Dipartimento Ingegneria Elettrica Elettronica Informatica Università di Catania, Catania, Italy.
PLoS One. 2024 Jan 16;19(1):e0296185. doi: 10.1371/journal.pone.0296185. eCollection 2024.
The paper presents an algorithm to approach the problem of Maximum Clique Enumeration, a well known NP-hard problem that have several real world applications. The proposed solution, called LGP-MCE, exploits Geometric Deep Learning, a Machine Learning technique on graphs, to filter out nodes that do not belong to maximum cliques and then applies an exact algorithm to the pruned network. To assess the LGP-MCE, we conducted multiple experiments using a substantial dataset of real-world networks, varying in size, density, and other characteristics.
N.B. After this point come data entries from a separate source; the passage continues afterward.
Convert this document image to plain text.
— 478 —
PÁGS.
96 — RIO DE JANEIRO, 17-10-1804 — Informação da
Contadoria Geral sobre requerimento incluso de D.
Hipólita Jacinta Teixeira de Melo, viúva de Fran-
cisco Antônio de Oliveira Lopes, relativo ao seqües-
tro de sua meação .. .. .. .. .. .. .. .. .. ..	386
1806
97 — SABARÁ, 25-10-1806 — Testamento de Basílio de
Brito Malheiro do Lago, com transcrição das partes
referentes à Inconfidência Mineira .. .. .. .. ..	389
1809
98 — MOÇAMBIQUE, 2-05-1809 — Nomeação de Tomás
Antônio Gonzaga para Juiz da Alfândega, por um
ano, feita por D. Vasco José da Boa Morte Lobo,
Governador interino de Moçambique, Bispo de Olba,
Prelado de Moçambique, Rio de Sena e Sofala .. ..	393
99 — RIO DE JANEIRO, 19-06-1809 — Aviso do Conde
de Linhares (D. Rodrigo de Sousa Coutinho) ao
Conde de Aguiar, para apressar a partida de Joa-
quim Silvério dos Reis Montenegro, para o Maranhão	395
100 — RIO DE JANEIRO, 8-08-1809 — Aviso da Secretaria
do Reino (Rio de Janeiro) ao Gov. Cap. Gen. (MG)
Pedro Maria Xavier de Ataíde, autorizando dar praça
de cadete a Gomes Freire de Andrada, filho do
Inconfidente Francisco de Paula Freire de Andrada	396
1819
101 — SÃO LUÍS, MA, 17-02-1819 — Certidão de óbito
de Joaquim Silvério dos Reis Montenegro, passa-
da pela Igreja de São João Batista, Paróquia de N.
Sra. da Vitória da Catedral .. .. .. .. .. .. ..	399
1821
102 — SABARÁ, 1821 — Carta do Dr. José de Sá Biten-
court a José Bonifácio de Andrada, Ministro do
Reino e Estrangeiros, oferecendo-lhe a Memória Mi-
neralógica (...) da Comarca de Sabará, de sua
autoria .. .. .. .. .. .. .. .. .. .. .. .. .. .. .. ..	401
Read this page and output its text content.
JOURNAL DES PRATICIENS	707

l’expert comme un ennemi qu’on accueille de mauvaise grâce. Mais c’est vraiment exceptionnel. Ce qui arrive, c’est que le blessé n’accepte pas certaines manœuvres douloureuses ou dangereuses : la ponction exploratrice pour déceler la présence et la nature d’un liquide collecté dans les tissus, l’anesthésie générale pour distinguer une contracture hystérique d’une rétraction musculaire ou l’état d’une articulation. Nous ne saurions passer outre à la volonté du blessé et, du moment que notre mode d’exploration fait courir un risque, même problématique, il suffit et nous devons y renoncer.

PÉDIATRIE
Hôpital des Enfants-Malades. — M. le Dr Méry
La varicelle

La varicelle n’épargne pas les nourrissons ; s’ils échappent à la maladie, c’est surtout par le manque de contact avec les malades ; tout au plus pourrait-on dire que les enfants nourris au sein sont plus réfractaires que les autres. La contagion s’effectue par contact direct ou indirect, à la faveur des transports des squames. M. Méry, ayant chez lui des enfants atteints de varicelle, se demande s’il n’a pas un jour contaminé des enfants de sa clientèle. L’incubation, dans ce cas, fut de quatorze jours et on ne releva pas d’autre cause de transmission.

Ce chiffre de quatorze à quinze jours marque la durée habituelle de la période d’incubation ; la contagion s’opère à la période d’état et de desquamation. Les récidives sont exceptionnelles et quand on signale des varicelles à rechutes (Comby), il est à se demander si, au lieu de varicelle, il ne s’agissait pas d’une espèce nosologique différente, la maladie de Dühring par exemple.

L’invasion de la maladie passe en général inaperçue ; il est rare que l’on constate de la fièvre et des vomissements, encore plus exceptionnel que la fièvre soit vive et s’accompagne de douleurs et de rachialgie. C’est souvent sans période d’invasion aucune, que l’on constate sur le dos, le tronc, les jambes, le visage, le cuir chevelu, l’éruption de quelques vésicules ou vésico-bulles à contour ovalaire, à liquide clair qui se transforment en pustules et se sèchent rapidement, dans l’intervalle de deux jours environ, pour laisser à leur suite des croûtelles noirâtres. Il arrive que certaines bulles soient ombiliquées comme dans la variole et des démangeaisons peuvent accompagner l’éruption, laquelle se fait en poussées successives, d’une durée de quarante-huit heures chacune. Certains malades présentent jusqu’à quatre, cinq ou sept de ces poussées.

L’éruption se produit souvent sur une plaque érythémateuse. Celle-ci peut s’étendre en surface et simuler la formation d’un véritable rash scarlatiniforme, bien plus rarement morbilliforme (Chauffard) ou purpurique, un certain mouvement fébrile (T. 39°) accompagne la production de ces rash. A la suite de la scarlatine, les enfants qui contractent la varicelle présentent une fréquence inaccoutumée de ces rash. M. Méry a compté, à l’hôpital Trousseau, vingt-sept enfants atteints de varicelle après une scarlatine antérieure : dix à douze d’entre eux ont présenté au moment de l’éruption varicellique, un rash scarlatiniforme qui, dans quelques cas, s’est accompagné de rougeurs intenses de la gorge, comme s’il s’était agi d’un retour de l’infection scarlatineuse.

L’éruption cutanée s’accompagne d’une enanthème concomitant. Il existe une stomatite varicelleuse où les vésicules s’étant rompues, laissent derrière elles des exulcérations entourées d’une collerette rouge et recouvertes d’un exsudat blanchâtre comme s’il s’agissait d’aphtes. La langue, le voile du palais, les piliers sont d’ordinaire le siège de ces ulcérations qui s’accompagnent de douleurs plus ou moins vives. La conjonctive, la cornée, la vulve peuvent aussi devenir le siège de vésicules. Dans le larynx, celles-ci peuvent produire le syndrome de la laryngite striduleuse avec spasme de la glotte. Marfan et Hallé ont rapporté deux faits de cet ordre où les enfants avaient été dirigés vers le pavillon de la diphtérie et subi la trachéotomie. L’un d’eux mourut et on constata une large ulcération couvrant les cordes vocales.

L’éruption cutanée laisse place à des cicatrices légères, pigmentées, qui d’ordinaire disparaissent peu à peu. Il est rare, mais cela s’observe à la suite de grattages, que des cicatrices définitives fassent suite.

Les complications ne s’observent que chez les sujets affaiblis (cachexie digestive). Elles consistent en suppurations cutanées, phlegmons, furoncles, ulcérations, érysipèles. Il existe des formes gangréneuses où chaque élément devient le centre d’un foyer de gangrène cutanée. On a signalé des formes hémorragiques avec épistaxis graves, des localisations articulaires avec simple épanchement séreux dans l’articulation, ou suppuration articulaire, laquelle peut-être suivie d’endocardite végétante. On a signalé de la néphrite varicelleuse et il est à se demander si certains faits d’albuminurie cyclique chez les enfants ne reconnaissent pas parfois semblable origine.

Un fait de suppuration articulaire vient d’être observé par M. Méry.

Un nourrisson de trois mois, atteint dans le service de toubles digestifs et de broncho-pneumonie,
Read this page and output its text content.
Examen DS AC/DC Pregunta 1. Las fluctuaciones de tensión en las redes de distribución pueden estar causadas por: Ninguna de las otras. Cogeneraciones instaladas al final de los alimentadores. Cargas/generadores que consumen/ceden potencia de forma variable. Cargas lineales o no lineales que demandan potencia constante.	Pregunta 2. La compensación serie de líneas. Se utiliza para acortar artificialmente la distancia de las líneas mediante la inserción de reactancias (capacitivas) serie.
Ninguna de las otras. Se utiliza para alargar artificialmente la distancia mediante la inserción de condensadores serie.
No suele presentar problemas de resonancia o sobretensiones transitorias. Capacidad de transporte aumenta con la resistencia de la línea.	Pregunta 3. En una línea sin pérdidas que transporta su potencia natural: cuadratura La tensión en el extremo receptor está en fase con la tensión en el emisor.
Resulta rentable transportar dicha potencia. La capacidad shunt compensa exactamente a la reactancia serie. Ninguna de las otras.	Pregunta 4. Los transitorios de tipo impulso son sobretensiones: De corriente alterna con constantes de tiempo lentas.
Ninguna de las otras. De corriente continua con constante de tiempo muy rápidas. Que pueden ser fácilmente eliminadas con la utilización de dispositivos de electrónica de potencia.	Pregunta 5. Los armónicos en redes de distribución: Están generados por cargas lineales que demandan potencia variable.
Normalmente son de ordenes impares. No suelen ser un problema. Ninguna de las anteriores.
We show that LGP-MCE is able to drastically reduce the running time, while retaining all the maximum cliques.
本文提出了一种算法来解决最大团枚举问题,这是一个众所周知的 NP 难问题,在现实世界中有许多应用。所提出的解决方案称为 LGP-MCE,它利用了图上的几何深度学习这一机器学习技术来过滤掉不属于最大团的节点,然后对修剪后的网络应用精确算法。为了评估 LGP-MCE,我们使用了一个包含大量真实网络的数据集进行了多次实验,这些网络在大小、密度和其他特性上有所不同。我们表明,LGP-MCE 能够大大减少运行时间,同时保留所有的最大团。